In August 2015, the Google GFT shut down its GFT website. They announced, "Since its launch, Google Flu Trends has provided useful insights and served as one of the early examples for "nowcasting" based on search trends, which is increasingly used in health, economics, and other fields ... Instead of maintaining our own website going forward, we're now going to empower institutions who specialize in infectious disease research to use the data to build their own models. Starting this season, we'll provide Flu and Dengue signal data directly to partners including Columbia University's Mailman School of Public Health, Boston Children's Hospital/Harvard, and Centers for Disease Control and Prevention (CDC) Influenza Division."

Case Study Questions:

Big data is defined as "data collections so enormous and complex that traditional data management software, hardware, and analysis processes are incapable of dealing with them". Google started GFT development with raw web search data. In what ways was this search data big data?

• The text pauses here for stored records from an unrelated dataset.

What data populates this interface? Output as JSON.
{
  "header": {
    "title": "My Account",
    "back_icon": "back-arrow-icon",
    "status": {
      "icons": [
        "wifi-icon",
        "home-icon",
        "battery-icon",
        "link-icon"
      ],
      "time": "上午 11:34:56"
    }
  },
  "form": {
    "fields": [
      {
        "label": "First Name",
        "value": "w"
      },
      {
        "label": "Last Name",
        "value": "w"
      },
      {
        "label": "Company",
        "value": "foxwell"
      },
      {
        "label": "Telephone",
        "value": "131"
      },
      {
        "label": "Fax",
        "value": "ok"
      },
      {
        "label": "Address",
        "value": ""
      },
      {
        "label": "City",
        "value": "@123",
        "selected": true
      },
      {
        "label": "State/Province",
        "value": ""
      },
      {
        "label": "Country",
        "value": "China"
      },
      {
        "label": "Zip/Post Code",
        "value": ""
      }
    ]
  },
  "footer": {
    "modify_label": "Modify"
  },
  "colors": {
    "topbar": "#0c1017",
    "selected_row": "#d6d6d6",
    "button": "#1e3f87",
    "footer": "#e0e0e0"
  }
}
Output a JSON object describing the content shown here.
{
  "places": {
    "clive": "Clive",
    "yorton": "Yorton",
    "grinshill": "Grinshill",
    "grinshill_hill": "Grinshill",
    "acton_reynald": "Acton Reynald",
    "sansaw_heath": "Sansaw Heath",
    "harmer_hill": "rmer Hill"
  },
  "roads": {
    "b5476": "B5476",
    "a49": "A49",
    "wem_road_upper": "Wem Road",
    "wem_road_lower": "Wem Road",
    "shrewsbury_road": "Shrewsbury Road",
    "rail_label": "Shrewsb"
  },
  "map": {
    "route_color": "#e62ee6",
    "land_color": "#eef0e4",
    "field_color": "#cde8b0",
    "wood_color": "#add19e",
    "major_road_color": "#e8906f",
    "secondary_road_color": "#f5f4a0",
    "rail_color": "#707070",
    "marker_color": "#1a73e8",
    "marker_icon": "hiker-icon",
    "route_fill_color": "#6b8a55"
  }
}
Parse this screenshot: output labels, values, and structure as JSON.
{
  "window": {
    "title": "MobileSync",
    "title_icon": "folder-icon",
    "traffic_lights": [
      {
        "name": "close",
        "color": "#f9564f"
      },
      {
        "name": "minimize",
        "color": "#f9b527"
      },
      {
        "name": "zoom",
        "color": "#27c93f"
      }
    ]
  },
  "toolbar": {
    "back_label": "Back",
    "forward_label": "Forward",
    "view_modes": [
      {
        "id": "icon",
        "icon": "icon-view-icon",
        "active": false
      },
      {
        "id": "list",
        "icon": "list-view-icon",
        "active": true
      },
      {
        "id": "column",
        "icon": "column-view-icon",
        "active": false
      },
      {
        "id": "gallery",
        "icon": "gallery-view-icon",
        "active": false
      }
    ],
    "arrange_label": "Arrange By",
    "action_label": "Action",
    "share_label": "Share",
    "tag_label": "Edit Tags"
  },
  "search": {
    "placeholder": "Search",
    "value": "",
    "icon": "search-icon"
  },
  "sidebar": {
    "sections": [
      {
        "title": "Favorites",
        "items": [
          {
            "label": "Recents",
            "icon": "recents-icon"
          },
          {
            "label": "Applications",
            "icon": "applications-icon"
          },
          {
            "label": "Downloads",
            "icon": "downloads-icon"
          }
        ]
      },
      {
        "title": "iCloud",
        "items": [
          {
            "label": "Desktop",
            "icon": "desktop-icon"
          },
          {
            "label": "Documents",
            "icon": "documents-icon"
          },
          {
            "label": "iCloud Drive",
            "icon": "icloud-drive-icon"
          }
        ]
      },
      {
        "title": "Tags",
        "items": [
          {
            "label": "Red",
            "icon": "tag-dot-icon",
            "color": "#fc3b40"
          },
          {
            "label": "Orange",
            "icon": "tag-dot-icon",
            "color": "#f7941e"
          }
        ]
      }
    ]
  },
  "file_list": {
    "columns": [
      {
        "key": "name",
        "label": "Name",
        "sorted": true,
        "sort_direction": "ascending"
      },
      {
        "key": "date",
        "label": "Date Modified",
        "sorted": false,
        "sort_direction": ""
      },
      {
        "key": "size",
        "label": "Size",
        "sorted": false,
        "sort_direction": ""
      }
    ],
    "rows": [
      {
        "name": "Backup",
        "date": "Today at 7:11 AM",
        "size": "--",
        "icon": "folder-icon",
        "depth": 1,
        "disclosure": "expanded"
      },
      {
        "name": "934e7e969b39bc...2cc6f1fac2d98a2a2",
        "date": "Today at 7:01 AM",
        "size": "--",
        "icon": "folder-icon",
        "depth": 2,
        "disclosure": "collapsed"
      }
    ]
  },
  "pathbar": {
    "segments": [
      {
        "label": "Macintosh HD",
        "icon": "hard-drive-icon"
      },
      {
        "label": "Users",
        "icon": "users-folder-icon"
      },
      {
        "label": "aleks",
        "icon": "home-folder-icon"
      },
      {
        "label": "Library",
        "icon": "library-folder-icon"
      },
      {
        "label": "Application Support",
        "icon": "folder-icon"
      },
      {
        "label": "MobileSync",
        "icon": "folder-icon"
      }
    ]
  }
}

Google developed GFT from web search data. Netflix also leverages user data: "Netflix users generate a lot of detailed information about their interests, tastes, and viewing habits. Netflix uses this data and analytics to generate viewing recommendations [for users] which ... are usually right". Each of these systems is a predictive system. Which company's development task was the most straightforward, do you think? Justify your answer.